Tunisie : Le ministère des Finances doit recouvrer les amendes infligées aux médias (HAICA)

Le président de la Haute Autorité Indépendance de la Communication audiovisuelle (HAICA), Nouri Lajmi, a expliqué, jeudi 18 janvier 2018, que le recouvrement des amendes infligées par le Conseil de la HAICA aux médias contrevenants est du ressort du ministère des Finances.

Selon lui, les décisions de suspension des émissions ont principalement une dimension pédagogique.

Lajmi a expliqué, dans une déclaration à l’agence TAP, que les lois en vigueur stipulent que les institutions étatiques devraient soutenir les décisions prises par la HAICA”, ajoutant que la HAICA informe le ministère des Finances des amendes infligées aux médias afin que le département fasse le nécessaire pour se faire payer ces amendes.

Sur le recours des producteurs de certaines émissions TV ou radio à des moyens détournés pour ne pas respecter les décisions de suspension de la HAICA, à l’instar du changement du nom de l’émission tout en maintenant son contenu, Lajmi a expliqué que “ce n’est pas exclusif à la Tunisie. Les décisions prises par la HAICA ciblent les médias et non le journaliste “.

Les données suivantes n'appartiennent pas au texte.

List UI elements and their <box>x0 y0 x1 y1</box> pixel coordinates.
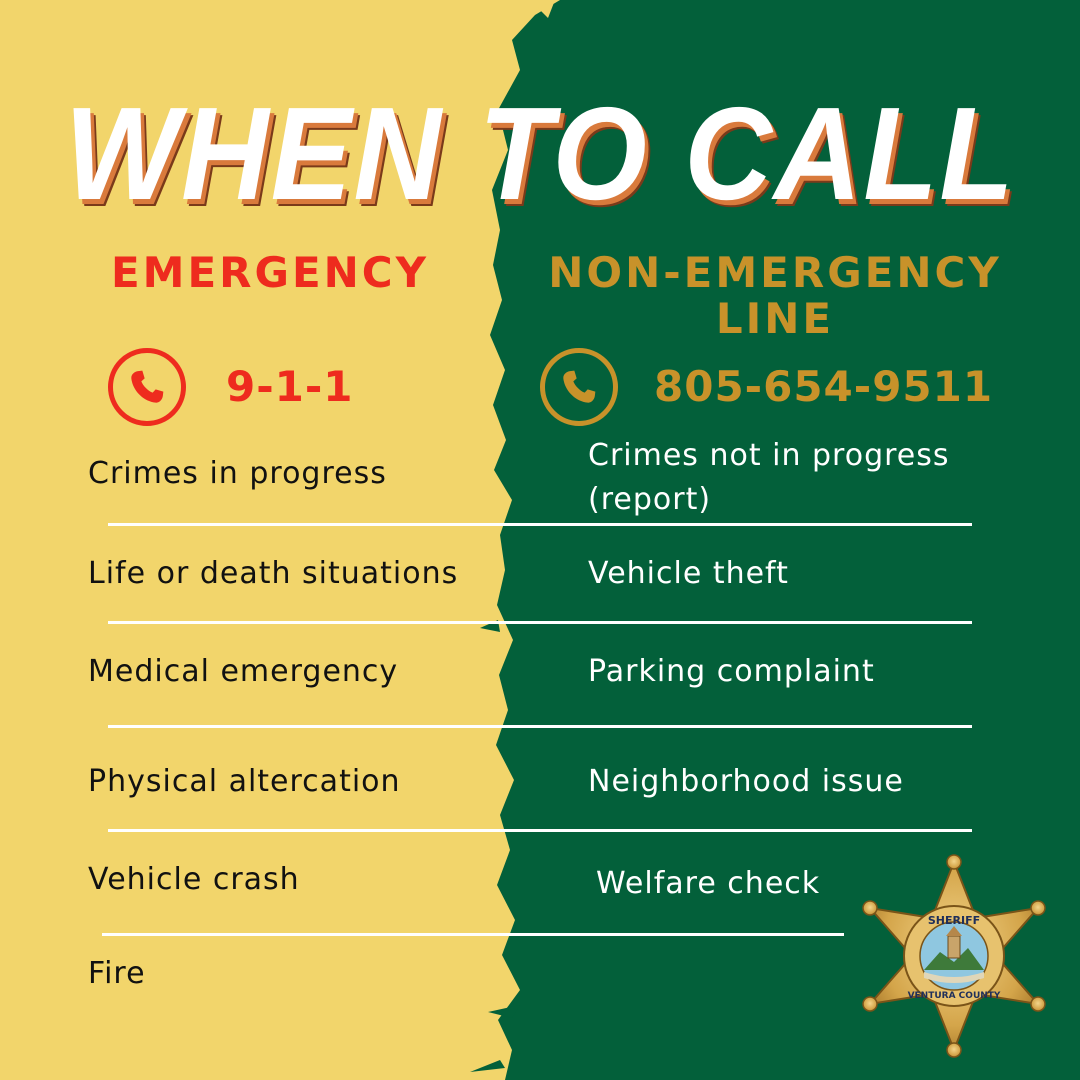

Il a rappelé qu’à maintes reprises, la HAICA a adressé des mises en demeure aux médias contrevenants, insistant sur le rôle d’encadrement de la HAICA en tant qu’instance de régulation.

A ce propos, Nouri Lajmi a relevé que la programmation actuelle dans l’audiovisuel manque les contenus destinés aux enfants ainsi que les émissions scientifiques et les documentaires.

Par ailleurs, le responsable a indiqué que la HAICA vient de finir l’élaboration d’un rapport sur le discours de la violence et de haine dans les médias audiovisuels. Un document couvrant la période de janvier à juin 2015, caractérisée par la mise en place des institutions de l’Etat et du parlement après les élections législatives et présidentielles (octobre et décembre 2014) et l’entrée en vigueur de la nouvelle Constitution.

La HAICA a décidé mercredi d’infliger une amende de 250 mille dinars à la chaîne de télévision privée ” Nessma ” pour l’apparition fréquente de Nabil Karoui, l’un des actionnaires et fondateurs de la société ” Nessma Broadcast ” sur le plateau de l’émission ” Khalil Tounes “.

Pour la HAICA, ” les apparitions médiatiques récurrentes de Nabil Karoui relèvent de la propagande et de la promotion de son image, surtout que ce dernier s’autoproclame comme un acteur politique important et qu’il s’engage à titre personnel à trouver des solutions aux situations sociales qui se posent à l’émission ” Khalil Tounes “.

La HAICA a également annoncé mardi la suspension pour une semaine du programme matinal de Radio Mosaïque FM “Ahla Sebah” et le retrait d’un extrait du programme diffusé le 11 janvier du site électronique de la chaine et de toutes les pages de son réseau social.

“Cette suspension est motivée par le contenu du programme Ahla Sebah du 11 janvier qui adresse des accusations et incite à la haine des politiciens, en violation des règles de la liberté audiovisuelle”.